Exkursion zur Gründerszene in München

Ein von „unternehmerTUM“ ausgelobter studentischer Ideenwettbewerb war Anlass für eine von Christine Schwaiger und Beate Cesinger (Masterstudiengang „Entrepeneurship & Innovation“) organisierte dreitägige Exkursion nach München. Denn die NDU ist die einzige österreichische Universität, die neben drei deutschen Hochschulen eingeladen wurde, Ideen für die Innenarchitektur und Möblierung für ein Gründer- und Innovationszentrum zu entwickeln.

Nach dem obligatorischen Besuch des Bauplatzes bekamen wir von Helmut Kausler (Workplace Consultant) eine sehr interessante und informative Führung durch das benachbarte Steelcase Learning + Innovations Center. Am Nachmittag besuchten wir das Deutsche Patentamt, wo wir mit Themen wie der Anmeldung und des Schutzes neuer Ideen und Designs vertraut gemacht wurden. Von der Dachterrasse genossen wir einen eindrucksvollen Ausblick auf die Skyline von München. Bei Wayra Deutschland dem Accelerator des Telekomkonzerns Telefónica trafen wir eine internationale Szene von Gründern und bekamen wichtige persönliche Eindrücke und Erfahrungsberichte.

Tag zwei wurde im Forschungs Campus Garching gestartet, wo sich das Zentrum für Innovation und Gründung der TU München und die unternehmerTUM niedergelassen haben. Mark Stabel (Projektleiter) erläuterte im Detail Inhalt und Ziele des neu zu errichtenden Zentrums, bevor wir uns in einem von den Studierenden des Masterstudiengang „Entrepeneurship & Innovation“ konzipierten und moderierten Design Thinking Workshop unmittelbare Einblicke in die Bedürfnisse und Arbeitsweisen der Gründerszene erarbeiteten.

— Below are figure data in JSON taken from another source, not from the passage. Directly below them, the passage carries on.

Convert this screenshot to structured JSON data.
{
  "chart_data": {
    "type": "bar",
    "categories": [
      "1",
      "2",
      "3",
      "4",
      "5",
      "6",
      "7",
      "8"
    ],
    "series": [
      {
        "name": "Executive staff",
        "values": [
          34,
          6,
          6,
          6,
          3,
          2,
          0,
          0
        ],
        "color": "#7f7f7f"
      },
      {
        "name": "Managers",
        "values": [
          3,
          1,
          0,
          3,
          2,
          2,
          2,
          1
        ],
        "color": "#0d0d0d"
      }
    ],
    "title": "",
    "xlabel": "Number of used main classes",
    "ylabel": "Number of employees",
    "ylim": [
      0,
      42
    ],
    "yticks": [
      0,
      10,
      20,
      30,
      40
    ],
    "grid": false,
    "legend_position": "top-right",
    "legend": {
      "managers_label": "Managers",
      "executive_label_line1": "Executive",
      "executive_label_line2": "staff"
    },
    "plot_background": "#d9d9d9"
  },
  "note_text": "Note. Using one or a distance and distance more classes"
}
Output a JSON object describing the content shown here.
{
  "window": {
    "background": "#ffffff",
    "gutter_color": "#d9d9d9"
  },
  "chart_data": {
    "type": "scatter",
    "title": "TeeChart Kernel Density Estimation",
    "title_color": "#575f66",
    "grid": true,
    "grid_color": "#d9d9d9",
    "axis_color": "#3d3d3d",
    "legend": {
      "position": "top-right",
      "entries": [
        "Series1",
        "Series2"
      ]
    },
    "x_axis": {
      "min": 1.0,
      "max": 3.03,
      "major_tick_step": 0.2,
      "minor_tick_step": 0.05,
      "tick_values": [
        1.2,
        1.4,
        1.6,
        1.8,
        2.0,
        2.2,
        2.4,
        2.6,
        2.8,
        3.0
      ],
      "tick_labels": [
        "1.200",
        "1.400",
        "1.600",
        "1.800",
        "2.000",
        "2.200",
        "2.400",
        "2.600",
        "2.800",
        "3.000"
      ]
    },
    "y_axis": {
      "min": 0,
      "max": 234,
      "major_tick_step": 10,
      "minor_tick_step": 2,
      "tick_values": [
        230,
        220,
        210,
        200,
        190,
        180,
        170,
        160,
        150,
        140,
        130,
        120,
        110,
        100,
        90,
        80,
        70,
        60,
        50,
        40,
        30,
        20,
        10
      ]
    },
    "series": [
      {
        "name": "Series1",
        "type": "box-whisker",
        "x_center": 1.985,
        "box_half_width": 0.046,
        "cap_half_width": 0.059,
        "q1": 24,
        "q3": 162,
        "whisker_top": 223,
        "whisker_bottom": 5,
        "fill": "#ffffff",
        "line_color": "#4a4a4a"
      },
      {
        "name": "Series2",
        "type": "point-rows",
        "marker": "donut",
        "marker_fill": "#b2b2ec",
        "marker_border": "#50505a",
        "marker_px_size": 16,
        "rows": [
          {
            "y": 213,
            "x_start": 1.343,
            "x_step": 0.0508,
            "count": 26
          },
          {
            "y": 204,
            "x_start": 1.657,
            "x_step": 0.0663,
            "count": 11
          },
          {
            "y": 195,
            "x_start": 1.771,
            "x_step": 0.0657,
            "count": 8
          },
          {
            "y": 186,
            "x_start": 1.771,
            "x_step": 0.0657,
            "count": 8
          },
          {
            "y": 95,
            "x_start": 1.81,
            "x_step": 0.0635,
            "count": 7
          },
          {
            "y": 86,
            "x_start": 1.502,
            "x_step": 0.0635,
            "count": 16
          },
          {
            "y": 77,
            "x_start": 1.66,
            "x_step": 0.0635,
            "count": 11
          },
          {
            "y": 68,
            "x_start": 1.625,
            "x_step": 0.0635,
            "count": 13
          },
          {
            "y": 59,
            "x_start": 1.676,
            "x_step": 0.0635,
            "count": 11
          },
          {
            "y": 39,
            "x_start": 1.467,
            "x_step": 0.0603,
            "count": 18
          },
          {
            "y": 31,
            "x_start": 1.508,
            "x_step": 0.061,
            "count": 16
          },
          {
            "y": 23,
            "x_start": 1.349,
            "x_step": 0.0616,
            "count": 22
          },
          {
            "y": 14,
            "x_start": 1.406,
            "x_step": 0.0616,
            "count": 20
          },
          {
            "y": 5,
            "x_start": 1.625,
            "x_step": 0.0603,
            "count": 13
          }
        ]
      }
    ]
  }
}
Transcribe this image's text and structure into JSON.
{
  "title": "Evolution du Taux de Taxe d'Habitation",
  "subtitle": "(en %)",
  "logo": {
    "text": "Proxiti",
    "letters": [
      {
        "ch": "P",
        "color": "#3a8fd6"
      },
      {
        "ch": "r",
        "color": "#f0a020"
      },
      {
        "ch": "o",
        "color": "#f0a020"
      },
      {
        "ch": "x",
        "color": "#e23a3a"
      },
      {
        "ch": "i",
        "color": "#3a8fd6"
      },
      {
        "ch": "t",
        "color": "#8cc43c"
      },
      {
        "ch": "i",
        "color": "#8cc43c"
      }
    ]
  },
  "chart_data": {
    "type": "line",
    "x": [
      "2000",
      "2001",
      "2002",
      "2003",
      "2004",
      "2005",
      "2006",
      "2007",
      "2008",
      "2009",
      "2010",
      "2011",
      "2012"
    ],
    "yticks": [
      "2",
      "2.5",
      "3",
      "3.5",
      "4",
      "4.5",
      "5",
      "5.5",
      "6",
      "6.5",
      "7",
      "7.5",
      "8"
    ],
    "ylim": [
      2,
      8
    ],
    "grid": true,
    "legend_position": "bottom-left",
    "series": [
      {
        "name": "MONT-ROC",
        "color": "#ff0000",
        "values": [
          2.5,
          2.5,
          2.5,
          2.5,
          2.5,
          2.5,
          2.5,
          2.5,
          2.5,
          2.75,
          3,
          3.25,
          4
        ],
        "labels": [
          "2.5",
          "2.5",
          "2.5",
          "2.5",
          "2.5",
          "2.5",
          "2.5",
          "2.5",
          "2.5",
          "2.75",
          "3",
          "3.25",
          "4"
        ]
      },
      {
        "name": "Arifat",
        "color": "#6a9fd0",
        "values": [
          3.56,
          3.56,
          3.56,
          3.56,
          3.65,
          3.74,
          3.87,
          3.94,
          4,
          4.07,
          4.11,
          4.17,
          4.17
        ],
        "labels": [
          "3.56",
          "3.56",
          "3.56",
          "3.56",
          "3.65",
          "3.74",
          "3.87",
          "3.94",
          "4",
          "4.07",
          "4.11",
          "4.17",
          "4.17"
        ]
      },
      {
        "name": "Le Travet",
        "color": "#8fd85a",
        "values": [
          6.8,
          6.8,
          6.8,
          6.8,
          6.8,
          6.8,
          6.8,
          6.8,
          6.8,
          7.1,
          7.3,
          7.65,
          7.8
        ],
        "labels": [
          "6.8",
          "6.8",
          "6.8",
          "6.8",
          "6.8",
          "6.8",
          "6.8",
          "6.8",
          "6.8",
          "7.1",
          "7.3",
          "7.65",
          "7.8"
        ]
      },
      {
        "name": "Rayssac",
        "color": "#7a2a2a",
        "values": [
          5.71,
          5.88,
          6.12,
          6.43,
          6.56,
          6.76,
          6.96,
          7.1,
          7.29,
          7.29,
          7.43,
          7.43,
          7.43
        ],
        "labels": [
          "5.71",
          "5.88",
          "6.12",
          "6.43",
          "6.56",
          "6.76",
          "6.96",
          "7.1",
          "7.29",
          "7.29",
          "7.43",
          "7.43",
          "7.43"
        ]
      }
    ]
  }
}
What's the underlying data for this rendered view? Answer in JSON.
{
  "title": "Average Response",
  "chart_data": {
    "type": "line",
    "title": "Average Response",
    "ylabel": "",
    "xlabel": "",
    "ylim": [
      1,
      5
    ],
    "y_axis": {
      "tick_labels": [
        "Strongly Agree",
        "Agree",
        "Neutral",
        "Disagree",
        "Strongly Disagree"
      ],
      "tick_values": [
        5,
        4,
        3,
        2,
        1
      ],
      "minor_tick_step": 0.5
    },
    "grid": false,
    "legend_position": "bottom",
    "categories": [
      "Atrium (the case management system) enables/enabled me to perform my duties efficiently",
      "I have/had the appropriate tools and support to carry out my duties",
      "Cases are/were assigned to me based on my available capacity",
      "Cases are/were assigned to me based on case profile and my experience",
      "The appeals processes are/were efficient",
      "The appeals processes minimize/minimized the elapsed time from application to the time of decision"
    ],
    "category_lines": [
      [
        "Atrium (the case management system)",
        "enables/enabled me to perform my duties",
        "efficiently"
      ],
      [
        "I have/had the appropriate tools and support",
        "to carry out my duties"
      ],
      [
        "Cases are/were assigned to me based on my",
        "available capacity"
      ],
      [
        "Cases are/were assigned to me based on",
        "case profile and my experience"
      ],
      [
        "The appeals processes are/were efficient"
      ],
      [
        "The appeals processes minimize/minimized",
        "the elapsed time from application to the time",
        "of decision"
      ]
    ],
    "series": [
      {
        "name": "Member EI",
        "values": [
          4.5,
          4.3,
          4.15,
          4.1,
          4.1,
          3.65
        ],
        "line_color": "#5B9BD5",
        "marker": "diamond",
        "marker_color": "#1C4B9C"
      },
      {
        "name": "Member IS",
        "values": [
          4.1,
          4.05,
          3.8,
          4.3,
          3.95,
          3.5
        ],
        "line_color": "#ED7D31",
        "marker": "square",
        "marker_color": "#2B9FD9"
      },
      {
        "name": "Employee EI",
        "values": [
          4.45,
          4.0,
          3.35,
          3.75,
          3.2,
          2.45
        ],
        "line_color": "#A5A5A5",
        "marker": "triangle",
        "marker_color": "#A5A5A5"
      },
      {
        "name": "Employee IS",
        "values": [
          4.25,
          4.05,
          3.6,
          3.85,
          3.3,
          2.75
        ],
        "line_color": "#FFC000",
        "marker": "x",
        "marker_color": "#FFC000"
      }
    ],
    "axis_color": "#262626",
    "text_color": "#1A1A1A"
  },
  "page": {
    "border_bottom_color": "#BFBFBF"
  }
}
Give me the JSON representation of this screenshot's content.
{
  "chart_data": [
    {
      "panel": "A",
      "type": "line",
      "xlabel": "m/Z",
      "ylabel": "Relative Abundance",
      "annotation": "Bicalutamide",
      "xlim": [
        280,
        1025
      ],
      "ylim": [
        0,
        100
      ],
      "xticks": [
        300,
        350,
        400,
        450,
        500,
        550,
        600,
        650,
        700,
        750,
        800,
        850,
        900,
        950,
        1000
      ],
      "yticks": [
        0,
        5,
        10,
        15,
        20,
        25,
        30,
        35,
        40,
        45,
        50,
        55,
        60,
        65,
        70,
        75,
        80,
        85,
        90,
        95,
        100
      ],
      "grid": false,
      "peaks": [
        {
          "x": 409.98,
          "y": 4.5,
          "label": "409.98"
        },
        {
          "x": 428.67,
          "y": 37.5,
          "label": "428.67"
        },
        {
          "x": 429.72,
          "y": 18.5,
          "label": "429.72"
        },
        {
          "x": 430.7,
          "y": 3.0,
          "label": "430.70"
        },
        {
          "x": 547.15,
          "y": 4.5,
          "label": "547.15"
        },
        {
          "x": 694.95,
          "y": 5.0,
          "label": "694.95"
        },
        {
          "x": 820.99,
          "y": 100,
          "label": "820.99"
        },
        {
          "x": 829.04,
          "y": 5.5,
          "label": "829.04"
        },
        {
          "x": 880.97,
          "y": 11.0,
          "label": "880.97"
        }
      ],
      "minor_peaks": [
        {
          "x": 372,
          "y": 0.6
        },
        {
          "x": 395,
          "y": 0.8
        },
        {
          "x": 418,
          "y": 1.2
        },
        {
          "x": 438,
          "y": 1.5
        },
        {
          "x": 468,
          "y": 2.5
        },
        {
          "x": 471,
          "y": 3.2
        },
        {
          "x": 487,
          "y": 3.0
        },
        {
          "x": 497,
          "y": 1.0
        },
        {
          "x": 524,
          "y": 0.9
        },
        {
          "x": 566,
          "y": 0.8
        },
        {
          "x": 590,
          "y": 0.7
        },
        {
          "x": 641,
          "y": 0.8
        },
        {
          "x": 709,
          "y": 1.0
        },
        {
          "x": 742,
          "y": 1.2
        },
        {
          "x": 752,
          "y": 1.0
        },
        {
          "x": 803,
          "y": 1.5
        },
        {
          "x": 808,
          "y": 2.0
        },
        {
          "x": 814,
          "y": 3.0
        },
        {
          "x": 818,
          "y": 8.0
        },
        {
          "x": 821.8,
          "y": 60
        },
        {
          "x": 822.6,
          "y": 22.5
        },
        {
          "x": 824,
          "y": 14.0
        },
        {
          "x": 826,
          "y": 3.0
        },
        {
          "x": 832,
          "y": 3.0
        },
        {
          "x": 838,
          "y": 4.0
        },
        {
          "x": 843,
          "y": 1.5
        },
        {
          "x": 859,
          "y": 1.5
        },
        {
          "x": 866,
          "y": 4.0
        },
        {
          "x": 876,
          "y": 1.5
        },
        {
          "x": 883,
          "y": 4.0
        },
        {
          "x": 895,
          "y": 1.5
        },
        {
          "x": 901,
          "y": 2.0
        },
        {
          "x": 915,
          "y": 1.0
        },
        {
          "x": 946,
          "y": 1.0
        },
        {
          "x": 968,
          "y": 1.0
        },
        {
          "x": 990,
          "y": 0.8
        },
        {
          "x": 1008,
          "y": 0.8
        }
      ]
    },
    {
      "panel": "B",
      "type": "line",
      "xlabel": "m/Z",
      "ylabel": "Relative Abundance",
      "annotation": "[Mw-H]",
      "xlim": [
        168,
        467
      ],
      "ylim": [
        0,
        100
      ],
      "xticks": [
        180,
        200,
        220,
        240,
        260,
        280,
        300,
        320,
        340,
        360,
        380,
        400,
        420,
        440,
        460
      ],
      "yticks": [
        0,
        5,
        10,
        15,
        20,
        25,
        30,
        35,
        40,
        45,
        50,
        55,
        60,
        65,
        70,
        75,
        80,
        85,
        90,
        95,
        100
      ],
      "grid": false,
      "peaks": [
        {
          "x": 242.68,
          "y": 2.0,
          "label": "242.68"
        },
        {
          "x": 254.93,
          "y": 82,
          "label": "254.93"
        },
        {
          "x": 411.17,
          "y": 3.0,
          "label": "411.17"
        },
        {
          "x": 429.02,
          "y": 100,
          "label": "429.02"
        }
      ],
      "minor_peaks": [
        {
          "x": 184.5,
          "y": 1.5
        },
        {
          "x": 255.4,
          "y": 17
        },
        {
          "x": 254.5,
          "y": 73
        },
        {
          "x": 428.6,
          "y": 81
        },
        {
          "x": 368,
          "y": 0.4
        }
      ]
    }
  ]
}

Am dritten Tag vermittelte uns Christiane Friderich (Referentin Wissens- und Technologietransfer) in der Hochschule München anschaulich den Gründungsprozesses eines Start-Ups mit allen Höhen und Tiefen. Abschließend führte uns ein Spaziergang durch den Olympiapark an den Zeltdach-Konstruktionen von Frei Otto vorbei zur BMW Welt von Coop Himmelblau. Das imposante Markenerlebnis- und Auslieferungscenter liegt direkt neben dem „Vierzylinder“, dem Hauptsitz der BMW Gruppe. Dieses wurde wie das Wifi St. Pölten vom Lehrer der Himmelblaus, Karl Schwanzer, Anfang der 1970er Jahre geplant und verweist auf den Erfolg österreichischer Architekten im Umfeld von BMW – woran wir mit einem Gewinn des Wettbewerbs hoffentlich bald anschließen können!